The Svalbard Global Seed Vault is a back-up of all the world's seeds.
Svalbard is a back-up only of seeds that other seed banks choose to send there. Many crops, especially wild plants and crops grown only in small communities, are not in Svalbard at all. It is one safety net, not the only one.
A single vault, however clever, cannot hold everything. Local seed banks and farmers' own seed-saving are still essential — Svalbard works with them, not instead of them.
Once seeds are in a seed bank, they are safe forever.
Seed banks need power, money, careful management, and regular replanting of old seeds. Several have been damaged by war, fire, flood, or political change. Even Svalbard had a leak in 2017 when the permafrost partly melted.
'Forever' is a strong word. Backup systems work only if they are looked after. The most important part of a seed bank is not the building — it is the people.
This lesson touches on several sensitive topics: the siege of Leningrad and the deaths of the Vavilov scientists, war and destruction of seed banks in Syria and elsewhere, the contested ownership of plant varieties developed by indigenous and small-scale farmers, and climate change. Treat each carefully. Tell the Vavilov story plainly without making the scientists into saints — they were people who made a hard choice, and the story is more powerful for being told simply. When discussing seed patents, present multiple views; do not paint seed companies as villains or as heroes, and remember that students may have family members working in agriculture on any side of these debates. When discussing indigenous farmers and traditional crops, do not write as if their farming is in the past — many indigenous communities are actively saving seeds today and leading parts of this work. The phrase 'doomsday vault' is dramatic and may worry younger students; use it sparingly and explain that the real point of seed banks is everyday science and long-term care, not catastrophe. Finally, do not present global seed banks as a complete solution — they work alongside, not instead of, the farmers who keep saving seeds in their own fields and gardens.
Answer each question in one or two sentences. Use what you have learned about seed banks.
What is a seed bank, and how are seeds kept inside one?
Why does the world need seed banks?
What happened during the siege of Leningrad, and why is it important?
What is special about the Svalbard Global Seed Vault?

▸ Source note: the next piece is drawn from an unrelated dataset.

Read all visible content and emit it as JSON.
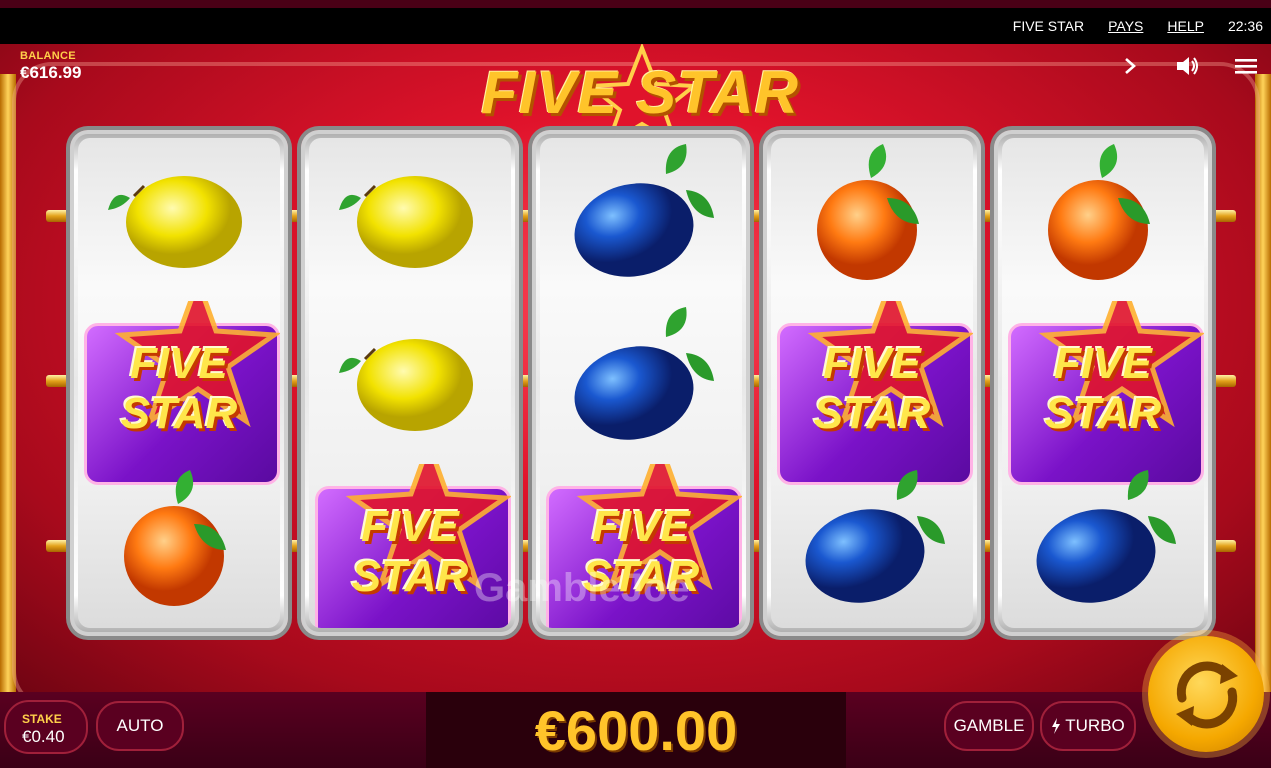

Why is it wrong to say that seed banks have replaced the work of farmers?
These questions have no single right answer. Talk in pairs or small groups, then share your ideas with the class.
The scientists at the Vavilov Institute starved rather than eat the seeds they were guarding. Did they make the right choice?
Should one company be allowed to own a kind of seed?
If you could choose one plant from your community to save in a seed bank, what would it be and why?